CADERE — RISTORI 1970: ANDRÉ CADERE | FRANÇOIS RISTORI
Des systèmes de peinture
François Ristori (1936-2015) comme André Cadere (1934-1978) appartiennent à cette génération très spécifique d'artistes français - tous peintres - qui se sont attelés, dès la fin des années 1960, à remettre en question la pratique de la peinture au sens large. Cela va de la déconstruction systématique de son support - la toile tendue sur châssis - sans pour autant totalement l'abandonner, puisque certains y reviendront par la suite, à une réflexion théorique et pratique sur leur travail et le contexte de celui-ci. Pour tous, il est question d’une remise à plat de l’acte pictural en en revisitant les fondements et en inscrivant ceux-ci dans une démarche des plus radicales, d’apparence minimaliste et d’obédience conceptuelle.
Le propos ici n’est pas d'aborder l'histoire du groupe Supports-Surfaces ou de celui qui a rassemblé Buren, Mosset, Parmentier et Toroni au tournant des années 1970, mais d'évoquer brièvement cette génération dont sont issus ces deux mouvements, considérés comme les deux dernières avant-gardes historiques du XXe siècle en France. Outre la radicalité inhérente de leur propos, c'en est une autre que l'on retiendra: l’immuable constance à leur concept de base. On pense au travail de Claude Viallat, Niele Toroni, Claude Rutault, André Cadere, Daniel Buren et bien entendu de François Ristori, un des pionniers en la matière, puisque ses premières Traces-Formes datent des années 1967-1968. À des degrés divers, tous sont fondamentalement restés fidèles aux principes constitutifs de leur œuvre, quels que soient les supports ou les surfaces utilisées et elles sont de tout ordre. Notamment parce que la radicalité de leur démarche - qu'il s'agisse d'une forme, d'une empreinte, d'une adéquation de couleur, d'un système de permutation ou de bandes alternées - les a poussés à élargir leurs propositions en développant et en approfondissant des concepts tels que protocoles, méthodes, processus ou systèmes. Ceux-ci sont déclinés sous la forme de combinaisons, d'articulations, de variations ou de répétitions assumées, multipliant ainsi les possibilités de travail tout en respectant le paradigme de départ de leurs énoncés.

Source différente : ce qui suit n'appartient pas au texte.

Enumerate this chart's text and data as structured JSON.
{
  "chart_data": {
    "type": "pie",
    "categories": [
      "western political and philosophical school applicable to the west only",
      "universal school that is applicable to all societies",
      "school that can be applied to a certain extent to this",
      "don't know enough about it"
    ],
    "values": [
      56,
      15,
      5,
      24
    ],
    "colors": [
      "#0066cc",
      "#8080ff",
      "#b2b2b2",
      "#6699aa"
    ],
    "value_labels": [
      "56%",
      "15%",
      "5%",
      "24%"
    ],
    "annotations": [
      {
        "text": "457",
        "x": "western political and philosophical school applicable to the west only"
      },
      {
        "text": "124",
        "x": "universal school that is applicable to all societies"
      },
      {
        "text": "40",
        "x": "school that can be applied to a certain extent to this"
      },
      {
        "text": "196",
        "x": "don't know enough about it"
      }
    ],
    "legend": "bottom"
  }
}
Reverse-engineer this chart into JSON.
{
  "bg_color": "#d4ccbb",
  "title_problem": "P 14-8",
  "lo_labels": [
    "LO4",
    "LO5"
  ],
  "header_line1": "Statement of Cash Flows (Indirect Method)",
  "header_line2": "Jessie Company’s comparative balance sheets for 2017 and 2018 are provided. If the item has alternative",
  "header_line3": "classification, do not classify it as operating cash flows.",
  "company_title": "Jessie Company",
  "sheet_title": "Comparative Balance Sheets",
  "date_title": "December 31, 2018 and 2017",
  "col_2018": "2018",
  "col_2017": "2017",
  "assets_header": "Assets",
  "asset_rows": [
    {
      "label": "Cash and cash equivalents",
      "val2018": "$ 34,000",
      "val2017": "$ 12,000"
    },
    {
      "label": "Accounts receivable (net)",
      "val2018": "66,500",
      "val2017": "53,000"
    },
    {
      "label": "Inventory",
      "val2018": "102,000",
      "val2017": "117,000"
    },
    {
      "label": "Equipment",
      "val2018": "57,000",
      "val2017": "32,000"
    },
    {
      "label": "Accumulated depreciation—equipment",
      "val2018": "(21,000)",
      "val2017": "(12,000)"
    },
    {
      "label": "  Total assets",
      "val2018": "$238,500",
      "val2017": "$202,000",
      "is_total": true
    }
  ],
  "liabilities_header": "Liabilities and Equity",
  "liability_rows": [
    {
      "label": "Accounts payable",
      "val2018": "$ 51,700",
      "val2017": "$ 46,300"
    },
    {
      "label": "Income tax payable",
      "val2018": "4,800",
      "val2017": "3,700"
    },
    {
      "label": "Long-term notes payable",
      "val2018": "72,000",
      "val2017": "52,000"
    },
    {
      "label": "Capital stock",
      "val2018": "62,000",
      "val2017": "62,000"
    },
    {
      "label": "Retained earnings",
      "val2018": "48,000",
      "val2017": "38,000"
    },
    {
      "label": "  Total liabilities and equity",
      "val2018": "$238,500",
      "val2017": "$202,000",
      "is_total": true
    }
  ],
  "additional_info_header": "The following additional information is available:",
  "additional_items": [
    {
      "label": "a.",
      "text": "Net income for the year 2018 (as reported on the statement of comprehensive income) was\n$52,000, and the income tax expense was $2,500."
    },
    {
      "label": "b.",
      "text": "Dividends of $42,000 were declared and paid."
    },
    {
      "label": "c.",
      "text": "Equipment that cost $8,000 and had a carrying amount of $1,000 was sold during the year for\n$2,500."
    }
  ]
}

Pour définir sa démarche artistique, François Ristori parle de Proposition-Peinture, tandis qu'André Cadere évoque simplement un « travail ». Pour le premier, il s'agit de ce qu'il nomme des « Traces-Formes d'aspect hexagonal se présentant conjointement, alternativement en bleu, en rouge, en blanc et jusqu'à couvrir toute la surface donnée ». Cadere, quant à lui, définit son oeuvre comme une « Barre de bois rond composée de segments en bois dont la longueur est égale à leur diamètre. Ces segments, peints en différentes couleurs, sont assemblés conformément à un système de permutation comportant chaque fois une erreur ». Dans son cas, on notera que c’est une œuvre antérieure qui est exposée ici, parmi les différentes charnières qui l’ont fait passer de la toile à la barre de bois rond, synonyme de libération totale de toute contrainte d’accrochage.
Au-delà de la différence formelle de leurs œuvres, leurs points communs sont nombreux et se nourrissent de plusieurs réflexions : sur la pratique de la peinture, sur l’utilisation des couleurs, sur le système d'élaboration du travail, sur la matérialité du support et sur la façon de l’exposer . Outre leur amitié, un autre de leur point de similitude est leur collaboration individuelle avec la galerie Yvon Lambert, où ils ne seront cependant réunis qu'une seule fois, lors d'une exposition collective d'artistes français à New York en 1976 (1).
Bernard Marcelis
(1) Yvon Lambert - The Fine Arts Building, New York, du 6 au 30 novembre 1976. L'exposition réunissait des œuvres de Daniel Buren, André Cadere, Daniel Dezeuze, Bernard Joubert, François Ristori, Niele Toroni et Jean-Louis Vila.